Billions of dollars in health care cost savings (US$200 billion by 2030). More accessible health care services for people in hard-to-reach places. The ability to stamp out emerging epidemics before they reach crisis level. Universal health coverage.
These are the promises of digital health.
African leaders gathered at the African Ministerial Dialogue on Digital Health Leadership at the 2017 World Health Assembly to affirm their commitment to digital health and identify the pathway to achieving strong digital health systems in their countries.
Which pathway did each leader identify? The development and implementation of a single national digital health strategy for each country. And, critically, coordinated buy-in for that strategy from all investors and partners working in the country.
Why national digital health strategies? Why now?
Today, the digital health landscape is plagued by “pilotitis,” the expansion of numerous pilot digital health projects that rarely reach scale and fail to connect to a national strategy. In its 2017 report “Digital Health: A call for Government Leadership and Cooperation between ICT and Health” the Broadband Commission for Sustainable Development affirms that national digital health strategies are a key way to meet this challenge.

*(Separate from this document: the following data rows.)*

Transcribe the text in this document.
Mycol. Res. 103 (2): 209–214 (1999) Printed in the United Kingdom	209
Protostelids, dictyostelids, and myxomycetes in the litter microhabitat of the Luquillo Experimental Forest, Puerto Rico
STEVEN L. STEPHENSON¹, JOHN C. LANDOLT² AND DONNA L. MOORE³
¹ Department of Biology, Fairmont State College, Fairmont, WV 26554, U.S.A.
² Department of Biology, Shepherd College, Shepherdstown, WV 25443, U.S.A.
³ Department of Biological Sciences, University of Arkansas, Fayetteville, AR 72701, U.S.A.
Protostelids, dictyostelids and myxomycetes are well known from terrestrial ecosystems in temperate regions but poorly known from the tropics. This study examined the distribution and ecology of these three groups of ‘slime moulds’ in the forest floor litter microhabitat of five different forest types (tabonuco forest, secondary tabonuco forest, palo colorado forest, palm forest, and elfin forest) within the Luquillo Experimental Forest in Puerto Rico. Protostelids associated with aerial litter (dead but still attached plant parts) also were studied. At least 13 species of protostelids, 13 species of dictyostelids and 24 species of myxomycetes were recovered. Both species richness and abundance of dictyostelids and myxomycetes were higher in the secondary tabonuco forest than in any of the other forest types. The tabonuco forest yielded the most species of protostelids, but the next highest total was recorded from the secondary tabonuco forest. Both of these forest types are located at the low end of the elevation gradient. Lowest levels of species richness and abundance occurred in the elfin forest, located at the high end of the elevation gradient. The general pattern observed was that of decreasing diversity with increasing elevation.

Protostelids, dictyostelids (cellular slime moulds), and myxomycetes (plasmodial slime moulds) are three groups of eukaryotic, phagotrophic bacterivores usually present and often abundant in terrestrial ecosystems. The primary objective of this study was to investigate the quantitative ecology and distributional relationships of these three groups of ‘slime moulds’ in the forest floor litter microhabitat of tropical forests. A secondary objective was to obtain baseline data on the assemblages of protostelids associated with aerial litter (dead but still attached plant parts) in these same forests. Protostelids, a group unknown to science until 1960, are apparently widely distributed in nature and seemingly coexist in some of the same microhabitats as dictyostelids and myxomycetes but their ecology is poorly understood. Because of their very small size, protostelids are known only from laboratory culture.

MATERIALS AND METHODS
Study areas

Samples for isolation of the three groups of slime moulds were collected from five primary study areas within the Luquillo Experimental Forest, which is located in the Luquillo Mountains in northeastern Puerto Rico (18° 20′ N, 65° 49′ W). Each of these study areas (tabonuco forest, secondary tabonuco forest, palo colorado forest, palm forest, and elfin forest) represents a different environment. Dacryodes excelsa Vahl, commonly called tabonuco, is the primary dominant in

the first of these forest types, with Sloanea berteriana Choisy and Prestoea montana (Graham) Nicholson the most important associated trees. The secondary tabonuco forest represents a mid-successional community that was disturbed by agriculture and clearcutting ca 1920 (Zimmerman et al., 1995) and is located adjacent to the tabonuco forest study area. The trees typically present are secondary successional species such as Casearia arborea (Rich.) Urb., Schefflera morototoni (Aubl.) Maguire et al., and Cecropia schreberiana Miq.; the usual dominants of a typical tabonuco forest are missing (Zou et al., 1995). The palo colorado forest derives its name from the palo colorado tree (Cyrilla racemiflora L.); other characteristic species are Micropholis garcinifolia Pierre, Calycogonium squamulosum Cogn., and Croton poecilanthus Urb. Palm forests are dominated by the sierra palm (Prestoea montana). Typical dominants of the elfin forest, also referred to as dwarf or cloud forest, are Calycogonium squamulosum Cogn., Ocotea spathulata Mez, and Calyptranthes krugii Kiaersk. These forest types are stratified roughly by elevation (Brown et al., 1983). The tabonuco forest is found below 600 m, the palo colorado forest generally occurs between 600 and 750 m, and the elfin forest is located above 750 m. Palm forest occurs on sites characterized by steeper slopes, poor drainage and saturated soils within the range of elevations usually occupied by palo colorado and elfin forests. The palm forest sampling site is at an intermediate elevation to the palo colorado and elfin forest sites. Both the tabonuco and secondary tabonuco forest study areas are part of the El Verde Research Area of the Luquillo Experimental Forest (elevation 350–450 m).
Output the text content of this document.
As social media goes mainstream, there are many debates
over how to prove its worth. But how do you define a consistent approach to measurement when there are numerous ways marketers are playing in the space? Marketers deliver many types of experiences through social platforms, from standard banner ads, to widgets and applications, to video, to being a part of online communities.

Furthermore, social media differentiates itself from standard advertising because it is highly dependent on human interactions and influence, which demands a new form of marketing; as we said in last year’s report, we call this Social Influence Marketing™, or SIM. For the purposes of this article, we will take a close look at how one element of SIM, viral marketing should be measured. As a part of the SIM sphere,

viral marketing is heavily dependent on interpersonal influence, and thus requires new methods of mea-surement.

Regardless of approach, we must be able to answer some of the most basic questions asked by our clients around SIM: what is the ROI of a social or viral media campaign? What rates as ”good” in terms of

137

A national digital health strategy outlines a country’s unique digital health priorities, as well as the various regulations, policies, and systems needed to realize them. It’s a blueprint for an integrated digital health system that connects everything from patient electronic health records to mHealth phone applications, resulting in real-time, high-quality data that can be used to maximize health outcomes.
A senior representative speaking on behalf of Dr. Oly Ilunga Kalunga, Honorable Minister of Public Health from the Democratic Republic of the Congo (DRC), reminded us of the urgency in developing and implementing digital health strategies: “We’ve faced eight Ebola epidemics in the DRC, and we’ve used digital tools from our strategy in responding to the last two. They allow us to get real-time data from where the epidemic is actually happening, two times a day, every day.”
How do we get there?
It’s actually quite simple:
Align activities and investments behind a country’s national digital health strategy.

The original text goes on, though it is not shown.